SEOUL (AFP/Reuters) - More than 100,000 troops and civilians staged a mass rally in Pyongyang to celebrate North korea 's nuclear test and praise the "matchless" bravery of leader Kim Jong-Un, state media said Friday.
The rally in the capital's sprawling Kim Il-Sung square on Thursday was attended by top party and military officials, as well as police workers and students, the official Korean Central News Agency (KCNA) said.

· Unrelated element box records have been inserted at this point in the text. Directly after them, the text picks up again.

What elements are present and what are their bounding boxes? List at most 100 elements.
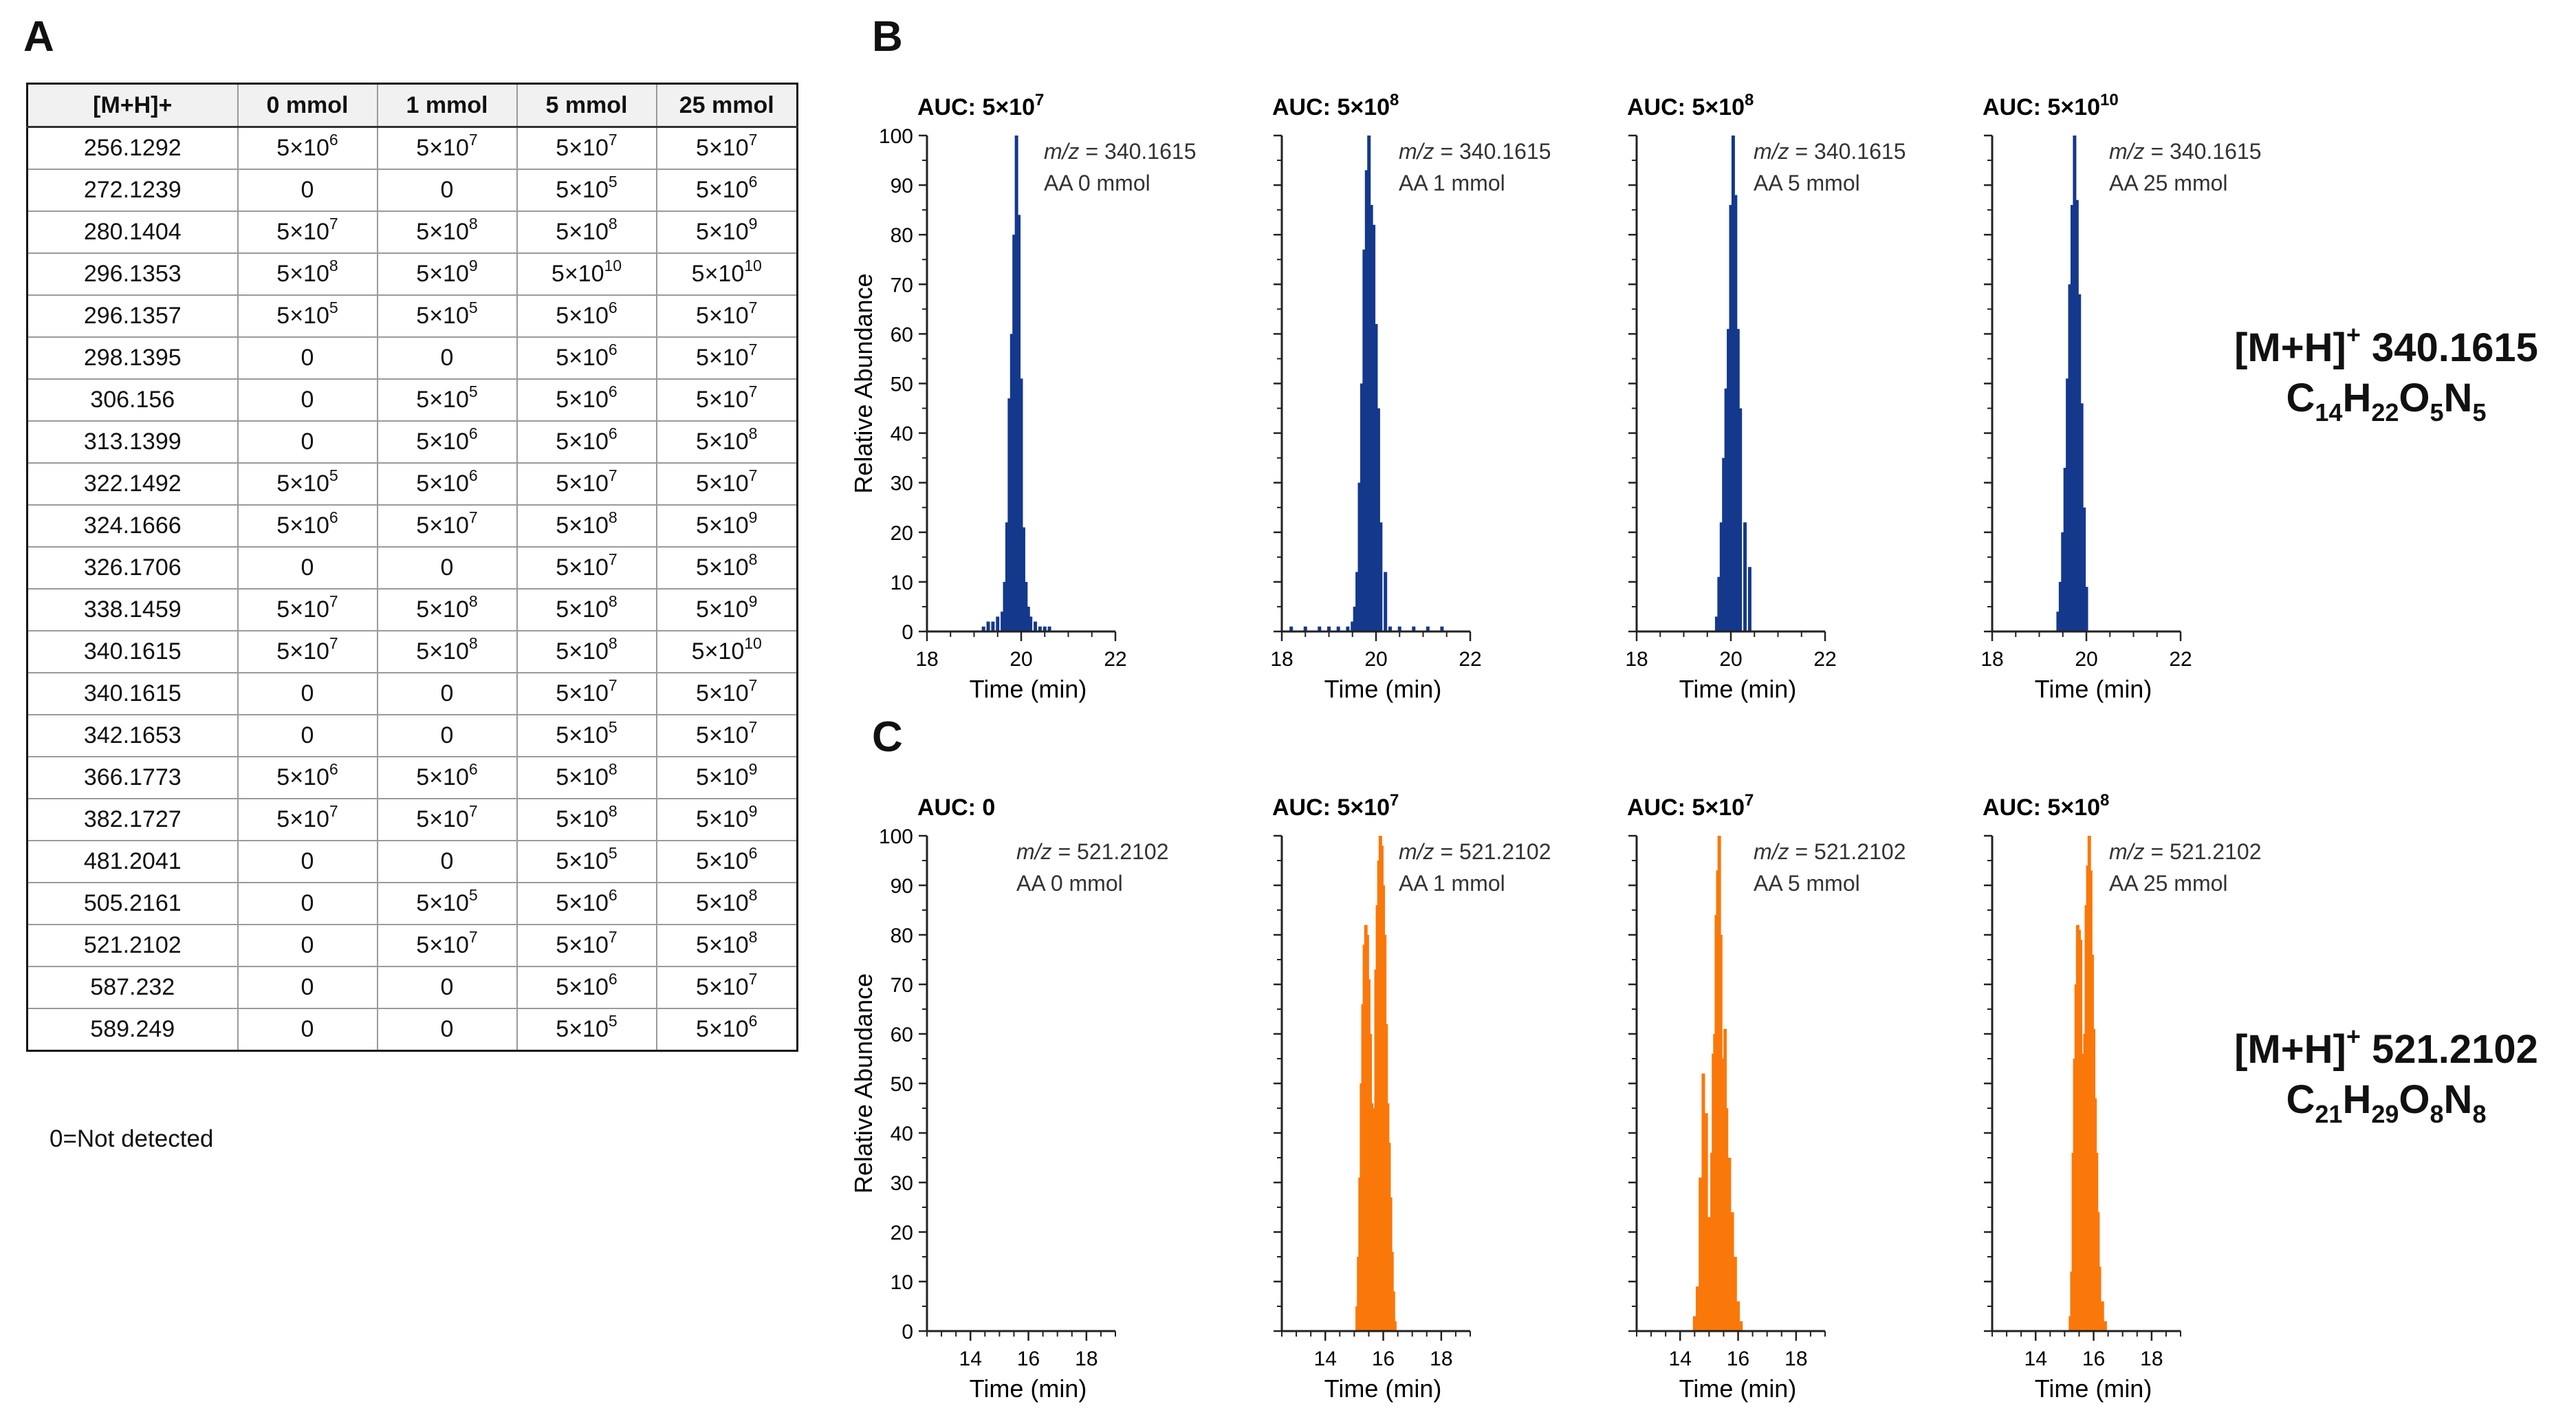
auc-cell: 5×106 — [655, 1008, 798, 1052]
mz-cell: 382.1727 — [26, 798, 239, 841]
auc-cell: 5×106 — [516, 378, 657, 422]
condition-annotation: AA 0 mmol — [1016, 871, 1123, 896]
chart-title: AUC: 5×107 — [1272, 791, 1399, 821]
auc-cell: 0 — [376, 546, 518, 590]
data-bar — [996, 616, 1000, 631]
y-tick-label: 0 — [902, 621, 913, 644]
condition-annotation: AA 5 mmol — [1754, 871, 1860, 896]
data-bar — [1397, 626, 1401, 631]
mz-cell: 272.1239 — [26, 169, 239, 212]
data-bar — [1038, 626, 1042, 631]
mz-cell: 589.249 — [26, 1008, 239, 1052]
table-row: 296.1353 5×108 5×109 5×1010 5×1010 — [26, 252, 798, 296]
mz-cell: 326.1706 — [26, 546, 239, 590]
auc-cell: 5×108 — [516, 504, 657, 548]
auc-cell: 0 — [376, 840, 518, 883]
data-bar — [1007, 398, 1012, 631]
data-bar — [2077, 294, 2082, 631]
data-bar — [1738, 408, 1743, 631]
auc-cell: 5×107 — [237, 630, 378, 673]
mz-cell: 481.2041 — [26, 840, 239, 883]
auc-cell: 5×106 — [237, 126, 378, 170]
auc-cell: 0 — [237, 714, 378, 757]
auc-cell: 0 — [237, 924, 378, 967]
data-bar — [1353, 606, 1357, 631]
data-bar — [1736, 1301, 1740, 1331]
auc-cell: 5×108 — [655, 546, 798, 590]
auc-cell: 0 — [237, 169, 378, 212]
auc-cell: 5×107 — [376, 924, 518, 967]
x-tick-label: 22 — [1104, 648, 1126, 671]
abundance-table: [M+H]+ 0 mmol 1 mmol 5 mmol 25 mmol 256.1292… — [26, 83, 798, 1052]
y-axis-label: Relative Abundance — [849, 273, 877, 493]
y-tick-label: 10 — [891, 1271, 913, 1294]
x-tick-label: 16 — [1017, 1348, 1040, 1370]
auc-cell: 5×108 — [376, 630, 518, 673]
data-bar — [1355, 572, 1360, 631]
data-bar — [2080, 403, 2084, 631]
condition-annotation: AA 5 mmol — [1754, 171, 1860, 195]
x-axis-label: Time (min) — [1679, 675, 1797, 703]
mz-annotation: m/z = 521.2102 — [1399, 839, 1551, 864]
data-bar — [1289, 626, 1294, 631]
y-tick-label: 80 — [891, 925, 913, 947]
mz-cell: 521.2102 — [26, 924, 239, 967]
data-bar — [2073, 136, 2077, 631]
auc-cell: 0 — [376, 1008, 518, 1052]
data-bar — [1376, 408, 1380, 631]
data-bar — [1731, 136, 1735, 631]
auc-cell: 5×106 — [655, 169, 798, 212]
panel-label-b: B — [872, 13, 903, 61]
auc-cell: 0 — [376, 169, 518, 212]
table-row: 272.1239 0 0 5×105 5×106 — [26, 169, 798, 212]
condition-annotation: AA 1 mmol — [1399, 171, 1505, 195]
auc-cell: 5×107 — [516, 672, 657, 715]
auc-cell: 5×1010 — [655, 630, 798, 673]
data-bar — [1734, 195, 1738, 631]
x-tick-label: 18 — [1784, 1348, 1807, 1370]
y-tick-label: 60 — [891, 323, 913, 346]
auc-cell: 5×109 — [655, 588, 798, 631]
data-bar — [1743, 522, 1747, 631]
data-bar — [1014, 136, 1018, 631]
column-header: 5 mmol — [516, 83, 657, 128]
data-bar — [1388, 626, 1393, 631]
y-tick-label: 20 — [891, 1222, 913, 1244]
condition-annotation: AA 25 mmol — [2109, 871, 2228, 896]
x-tick-label: 20 — [2075, 648, 2097, 671]
auc-cell: 5×106 — [516, 882, 657, 925]
y-axis-label: Relative Abundance — [849, 973, 877, 1193]
auc-cell: 5×105 — [516, 1008, 657, 1052]
y-tick-label: 90 — [891, 875, 913, 898]
mz-cell: 322.1492 — [26, 462, 239, 506]
column-header: 1 mmol — [376, 83, 518, 128]
data-bar — [1701, 1073, 1705, 1331]
x-axis-label: Time (min) — [2035, 675, 2152, 703]
auc-cell: 0 — [376, 672, 518, 715]
data-bar — [1019, 378, 1023, 631]
auc-cell: 5×108 — [655, 924, 798, 967]
mz-cell: 587.232 — [26, 966, 239, 1009]
y-tick-label: 50 — [891, 374, 913, 396]
data-bar — [1336, 626, 1340, 631]
y-tick-label: 20 — [891, 522, 913, 545]
data-bar — [1017, 215, 1021, 631]
data-bar — [2056, 612, 2060, 631]
data-bar — [1351, 621, 1355, 631]
auc-cell: 5×105 — [516, 714, 657, 757]
data-bar — [1704, 1113, 1708, 1331]
data-bar — [1729, 204, 1733, 631]
x-tick-label: 16 — [1372, 1348, 1395, 1370]
x-tick-label: 18 — [1270, 648, 1293, 671]
data-bar — [1739, 1321, 1743, 1331]
y-tick-label: 30 — [891, 473, 913, 495]
auc-cell: 5×105 — [376, 294, 518, 338]
x-tick-label: 18 — [915, 648, 938, 671]
table-row: 521.2102 0 5×107 5×107 5×108 — [26, 924, 798, 967]
mz-cell: 256.1292 — [26, 126, 239, 170]
data-bar — [1714, 616, 1718, 631]
formula-chem: C21H29O8N8 — [2286, 1077, 2487, 1128]
mz-annotation: m/z = 521.2102 — [1754, 839, 1906, 864]
mz-annotation: m/z = 340.1615 — [1044, 139, 1196, 164]
data-bar — [986, 621, 990, 631]
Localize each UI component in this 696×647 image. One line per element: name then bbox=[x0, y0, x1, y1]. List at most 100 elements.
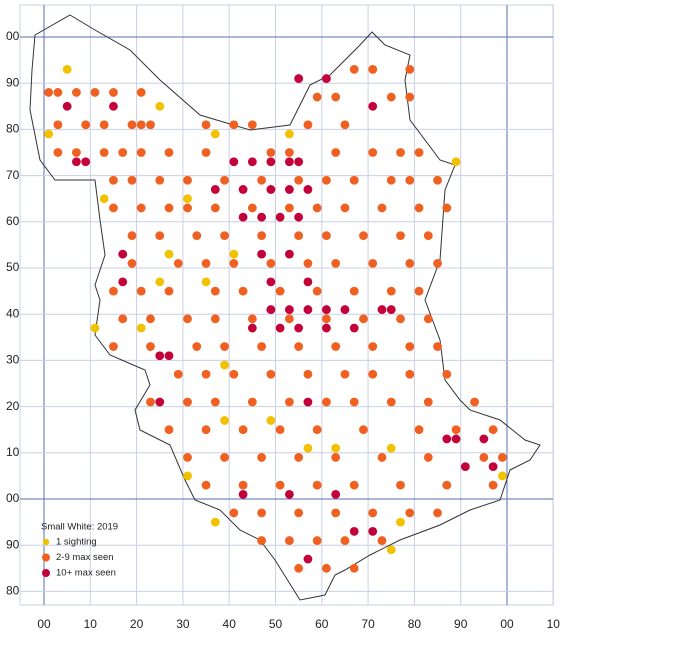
dot bbox=[136, 148, 146, 157]
dot bbox=[359, 314, 368, 324]
dot bbox=[303, 369, 313, 379]
dot bbox=[349, 64, 359, 74]
dot bbox=[386, 443, 396, 453]
dot bbox=[44, 88, 54, 97]
dot bbox=[201, 425, 211, 435]
dot bbox=[164, 148, 174, 157]
dot bbox=[368, 526, 378, 536]
dot bbox=[377, 203, 387, 213]
dot bbox=[433, 175, 442, 185]
dot bbox=[322, 74, 331, 83]
dot bbox=[266, 185, 276, 194]
dot bbox=[155, 175, 165, 185]
dot bbox=[257, 231, 267, 241]
dot bbox=[72, 88, 81, 97]
dot bbox=[396, 480, 405, 490]
y-tick-label: 90 bbox=[6, 537, 20, 551]
dot bbox=[284, 489, 294, 499]
dot bbox=[312, 92, 322, 102]
dot bbox=[284, 249, 294, 259]
dot bbox=[433, 508, 442, 518]
dot bbox=[423, 453, 433, 462]
dot bbox=[312, 203, 322, 213]
dot bbox=[331, 258, 341, 268]
dot bbox=[488, 425, 498, 435]
dot bbox=[368, 508, 378, 518]
dot bbox=[414, 148, 424, 157]
dot bbox=[451, 157, 461, 167]
dot bbox=[294, 231, 304, 241]
dot bbox=[303, 443, 313, 453]
dot bbox=[303, 554, 313, 564]
dot bbox=[340, 203, 350, 213]
dot bbox=[247, 203, 257, 213]
dot bbox=[266, 305, 276, 314]
dot bbox=[247, 157, 257, 167]
dot bbox=[479, 453, 489, 462]
legend-label: 2-9 max seen bbox=[56, 552, 114, 563]
dot bbox=[349, 286, 359, 296]
dot bbox=[155, 277, 165, 287]
y-tick-label: 00 bbox=[6, 491, 20, 505]
y-tick-label: 00 bbox=[6, 29, 20, 43]
dot bbox=[201, 258, 211, 268]
y-tick-label: 10 bbox=[6, 445, 20, 459]
dot bbox=[284, 397, 294, 407]
dot bbox=[312, 286, 322, 296]
dot bbox=[266, 277, 276, 287]
dot bbox=[155, 397, 165, 407]
dot bbox=[72, 157, 81, 167]
y-tick-label: 90 bbox=[6, 75, 20, 89]
dot bbox=[201, 369, 211, 379]
dot bbox=[72, 148, 81, 157]
frame bbox=[19, 4, 554, 606]
dot bbox=[220, 416, 229, 425]
dot bbox=[284, 157, 294, 167]
dot bbox=[81, 120, 91, 130]
grid bbox=[20, 5, 554, 605]
dot bbox=[109, 342, 118, 351]
dot bbox=[331, 453, 341, 462]
dot bbox=[62, 101, 72, 111]
dot bbox=[368, 342, 378, 351]
dot bbox=[294, 453, 304, 462]
dot bbox=[312, 425, 322, 435]
dot bbox=[442, 369, 452, 379]
dot bbox=[173, 369, 183, 379]
dot bbox=[368, 369, 378, 379]
dot bbox=[322, 563, 331, 573]
dot bbox=[294, 175, 304, 185]
dot bbox=[99, 148, 109, 157]
x-tick-label: 70 bbox=[361, 617, 375, 631]
dot bbox=[201, 480, 211, 490]
dot bbox=[155, 231, 165, 241]
dot bbox=[127, 258, 137, 268]
county-outline bbox=[29, 14, 541, 601]
dot bbox=[210, 517, 220, 527]
dot bbox=[368, 64, 378, 74]
y-tick-label: 80 bbox=[6, 584, 20, 598]
legend-title: Small White: 2019 bbox=[41, 522, 118, 533]
dot bbox=[377, 536, 387, 545]
dot bbox=[220, 231, 229, 241]
dot bbox=[405, 92, 415, 102]
dot bbox=[183, 453, 192, 462]
dot bbox=[386, 175, 396, 185]
dot bbox=[331, 508, 341, 518]
y-tick-label: 50 bbox=[6, 260, 20, 274]
dot bbox=[210, 185, 220, 194]
dot bbox=[275, 480, 285, 490]
dot bbox=[470, 397, 479, 407]
x-tick-label: 90 bbox=[454, 617, 468, 631]
dot bbox=[405, 369, 415, 379]
dot bbox=[247, 323, 257, 333]
dot bbox=[442, 203, 452, 213]
dot bbox=[53, 120, 63, 130]
dot bbox=[322, 314, 331, 324]
dot bbox=[136, 120, 146, 130]
dot bbox=[340, 369, 350, 379]
dot bbox=[433, 342, 442, 351]
dot bbox=[349, 175, 359, 185]
dot bbox=[247, 120, 257, 130]
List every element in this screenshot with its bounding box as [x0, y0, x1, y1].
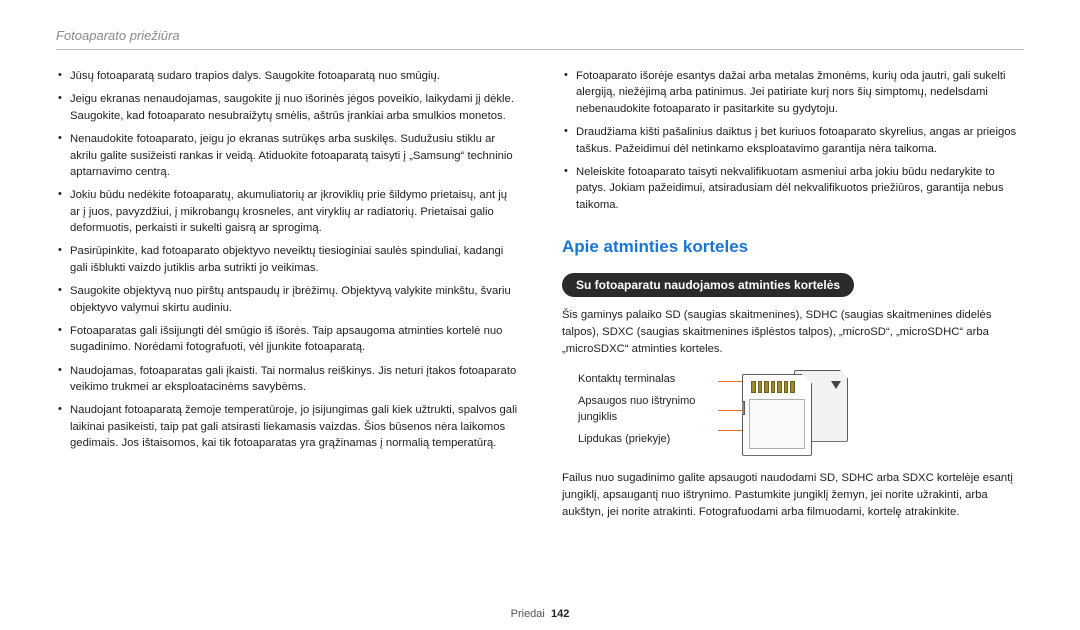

A number of speakers addressed the rally , praising Tuesday's test as the "brilliant fruition of the extraordinary decision and matchless gut of the dear respected Kim Jong-Un", KCNA said, in reference to the leader's courage.
The young leader, who took over after the death of his father Kim Jong-Il in December 2011, did not attend the rally .
It was the North's third test, following previous detonations in 2006 and 2009, and seismic data suggested it was significantly more powerful. "It serves as a striking demonstration of the might of a scientific and technological power and a military power capable of manufacturing any strike," KCNA said.
North korea said the test - widely condemned by the international community - was a direct response to UN sanctions imposed on Pyongyang after its long-range rocket launch in December.
Pyongyang accused the United States of leading the sanctions charge in the UN Security Council, and speakers at Thursday's rally threatened "merciless retaliatory blows" if the US pushed tougher sanctions after the nuclear test.
While, South Korean President Lee Myung-Bak said Friday that North korea can never be made to abandon its nuclear weapons programme, arguing that only regime collapse could remove the threat from Pyongyang.
As the UN Security Council continues to debate how to punish the North for its latest nuclear test, the outgoing president suggested the best way forward was to try to foment unrest among the North Korean people. "It has become impossible to have North korea give up its nuclear weapons through dialogue and negotiations", Lee told a meeting of senior dignitaries including former government ministers and religious leaders. "We cannot hope the North will part with its nuclear programmes until its regime changes or collapses", he said. "We can help change the North Korean people, if not the North Korean regime itself."
Lee is set to leave office in 10 days at the end of a five-year term marked by an almost complete breakdown in contacts between Seoul and Pyongyang.
A source, with direct knowledge of the message, also revealed on Friday that North korea has told its key ally, China, that it is prepared to stage one or even two more nuclear tests this year in an effort to force the United States into diplomatic talks with Pyongyang.
Further tests could also be accompanied this year by another rocket launch, said the source who has direct access to the top levels of government in both Beijing and Pyongyang. The isolated regime conducted its third nuclear test on Tuesday, drawing global condemnation and a stern warning from the United States that it was a threat and a provocation.
"It's all ready. A fourth and fifth nuclear test and a rocket launch could be conducted soon, possibly this year," the source said, adding that the fourth nuclear test would be much larger than the third at an equivalent of 10 kilotons of TNT.
The tests will be undertaken, the source said, unless Washington holds talks with North korea and abandons its policy of what Pyongyang sees as attempts at regime change.
Also on Friday, three Chinese government ships entered disputed waters, the Japanese coastguard said, as the two countries' soured relationship grew more complex following North korea 's nuclear test.
Maritime surveillance vessels sailed near the Japanese-controlled Senkaku islands, which Beijing claims as the Diaoyus, around 9:30 am (0030 GMT), according to the coastguard.
"Japan cannot accept this. This is extremely regrettable," Foreign Minister Fumio Kishida told a regular briefing Friday, adding that his ministry has already conveyed these sentiments to the Chinese embassy.
The relationship between the Asian giants has cooled over the territorial row, which triggered anti-Japan rallies across China last year.